En ese mundo que me rodeaba nunca pasaba nada. Ningún hecho notable que se saliera de mi rutina y mereciera ser recordado. Todo a mi alrededor era monótono y vivir ahí era como una broma cruel. A veces decidía mezclarme con la gente y sentirme parte de ese mundo al que me habían involucrado sin mi permiso. Un mundo de mentira, de un cartón-piedra tan malo que si soplabas un poco se caía, y si te fijabas demasiado le podías ver los defectos. Un mundo del mismo cartón-piedra que aquellas mujeres a las que la sociedad adora, tan diferentes de las mujeres que te cruzas por la calle.
Yo no entendía cómo en un mundo dónde millones de gentes mueren diariamente por el capricho de un loco, podía haber alguien que saliera por la televisión diciendo lo feliz que era por haberse comprado una aspiradora. A veces me preguntaba si el vagabundo y mendigo de la esquina sonreirían si les regalaba una aspiradora. Pero no. Por eso al final siempre les acababa prestando trocitos de mi vida que, por cierto, aún no me han devuelto.

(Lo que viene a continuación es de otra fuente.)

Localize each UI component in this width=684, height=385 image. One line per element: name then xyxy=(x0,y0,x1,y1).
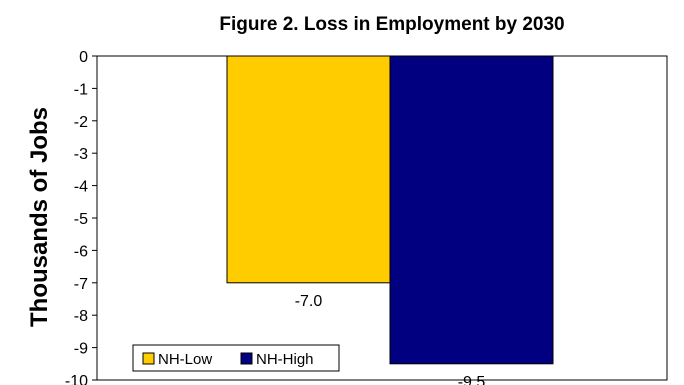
data-label-nh-high: -9.5 xyxy=(458,374,486,385)
legend: NH-Low NH-High xyxy=(132,344,340,372)
y-tick-label: -2 xyxy=(74,114,88,131)
y-tick-label: -5 xyxy=(74,211,88,228)
y-tick-label: -3 xyxy=(74,146,88,163)
y-axis-ticks: 0 -1 -2 -3 -4 -5 -6 -7 -8 -9 -10 xyxy=(65,49,97,385)
y-tick-label: -6 xyxy=(74,243,88,260)
chart-title: Figure 2. Loss in Employment by 2030 xyxy=(219,14,564,35)
legend-label-nh-high: NH-High xyxy=(256,351,314,368)
legend-box xyxy=(132,344,340,372)
bar-nh-low xyxy=(226,55,391,284)
y-tick-label: -1 xyxy=(74,81,88,98)
y-tick-label: -8 xyxy=(74,308,88,325)
data-label-nh-low: -7.0 xyxy=(295,293,323,310)
legend-swatch-nh-low xyxy=(142,352,155,365)
y-tick-label: 0 xyxy=(79,49,88,66)
y-axis-label: Thousands of Jobs xyxy=(26,107,53,327)
bar-nh-high xyxy=(389,55,554,365)
y-tick-label: -4 xyxy=(74,179,88,196)
y-tick-label: -9 xyxy=(74,341,88,358)
y-tick-label: -10 xyxy=(65,373,88,385)
y-tick-label: -7 xyxy=(74,276,88,293)
bars xyxy=(226,55,554,365)
legend-swatch-nh-high xyxy=(240,352,253,365)
data-labels: -7.0 -9.5 xyxy=(295,293,486,385)
legend-label-nh-low: NH-Low xyxy=(158,351,212,368)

Tampoco entendía cómo la gente podía ir por la calle sin mirar a los ojos de los demás, y porqué cuando lo hacían era con tristeza, miedo, recelo, e incluso con desconfianza... Con el tiempo aprendí a caminar de puntillas pasando inadvertida entre aquel mar de miradas, sorteándolas con la cabeza gacha, no fuera que me contagiaran de esa tan rara enfermedad llamada infelicidad que contrajeron antes incluso de empezar a vivir.
¿Por qué si se hablaba de superpoblación había tanta gente sola, sin el calor de otro corazón con el que latir a la par?